When I want to observe the Parisienne in her natural habitat, I go to Angélina’s, my favorite Salon de thé on the Rue de Rivoli, where I met my friend, Sylvie, one afternoon, for tea. Sylvie is a tall, stunning blonde, who is always impeccably put together. She is a native Parisian, a terrific cook, speaks four languages and travels the world for Air France. It was a lovely warm afternoon, and the lovely ladies of Paris were at their loveliest. When we finished our tea and macarons, Sylvie and I strolled down the Rue de Rivoli to the Musée des Arts Décoratifs, which is devoted to fashion and the decorative arts. It is actually part of the vast Louvre complex. The fashion wing is currently hosting a magnificent retrospective of the great couturier Balenciaga, with over 160 pieces on display spanning more than four decades of his work. His clothes have a sculptural, almost architectural, look to them, particularly in the draping, which left me in absolute awe.
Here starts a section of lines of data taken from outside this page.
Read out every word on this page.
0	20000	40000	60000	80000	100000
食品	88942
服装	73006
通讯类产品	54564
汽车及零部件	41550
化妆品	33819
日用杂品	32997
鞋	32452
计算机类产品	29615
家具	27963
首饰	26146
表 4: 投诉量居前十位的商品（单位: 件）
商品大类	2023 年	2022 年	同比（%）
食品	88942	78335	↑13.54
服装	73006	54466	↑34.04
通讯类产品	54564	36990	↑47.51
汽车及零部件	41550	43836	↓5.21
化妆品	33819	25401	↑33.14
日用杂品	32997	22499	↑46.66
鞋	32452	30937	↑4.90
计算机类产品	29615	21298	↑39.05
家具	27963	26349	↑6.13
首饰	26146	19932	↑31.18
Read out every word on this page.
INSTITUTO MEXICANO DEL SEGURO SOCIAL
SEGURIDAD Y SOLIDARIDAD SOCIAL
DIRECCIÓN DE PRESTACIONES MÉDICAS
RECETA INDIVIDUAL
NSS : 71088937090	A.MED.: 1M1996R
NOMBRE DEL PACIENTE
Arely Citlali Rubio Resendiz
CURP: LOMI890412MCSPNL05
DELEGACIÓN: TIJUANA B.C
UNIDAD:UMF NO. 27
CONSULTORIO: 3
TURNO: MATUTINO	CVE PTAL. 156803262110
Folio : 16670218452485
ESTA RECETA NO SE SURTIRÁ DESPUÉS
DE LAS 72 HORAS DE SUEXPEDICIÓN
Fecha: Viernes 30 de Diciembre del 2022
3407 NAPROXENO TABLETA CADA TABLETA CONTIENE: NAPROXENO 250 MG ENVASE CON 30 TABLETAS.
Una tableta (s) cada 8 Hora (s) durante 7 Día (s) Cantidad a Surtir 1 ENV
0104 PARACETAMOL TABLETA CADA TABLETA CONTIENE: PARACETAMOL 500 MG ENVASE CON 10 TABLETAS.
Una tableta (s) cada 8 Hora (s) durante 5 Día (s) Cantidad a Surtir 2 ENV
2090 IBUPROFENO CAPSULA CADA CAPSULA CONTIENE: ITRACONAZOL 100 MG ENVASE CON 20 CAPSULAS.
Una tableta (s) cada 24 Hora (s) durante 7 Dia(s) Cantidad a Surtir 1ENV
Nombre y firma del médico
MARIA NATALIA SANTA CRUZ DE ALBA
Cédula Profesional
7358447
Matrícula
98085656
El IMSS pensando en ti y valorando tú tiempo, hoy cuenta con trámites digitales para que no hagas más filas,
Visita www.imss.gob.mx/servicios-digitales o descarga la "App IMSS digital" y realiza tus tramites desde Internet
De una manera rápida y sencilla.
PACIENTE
The next day, as I drove south from Paris to spend a long weekend with family in the Vendée region, it occurred to me that most of the Balenciaga daytime ensembles I had seen the day before were so classic and timeless that they would look absolutely right on any of the lovely ladies I had seen sipping tea at Angélina’s the day before. While we are not all lucky enough to have an original Balenciaga hanging in our closets, we can all work towards building that perfect wardrobe by investing in the best quality, classic pieces we can afford, and learning how to do more with less, as the Parisienne does. Besides, as I tell my clients, if it doesn’t fit into a Parisian Armoire, you probably can get along without it, n’est-ce pas?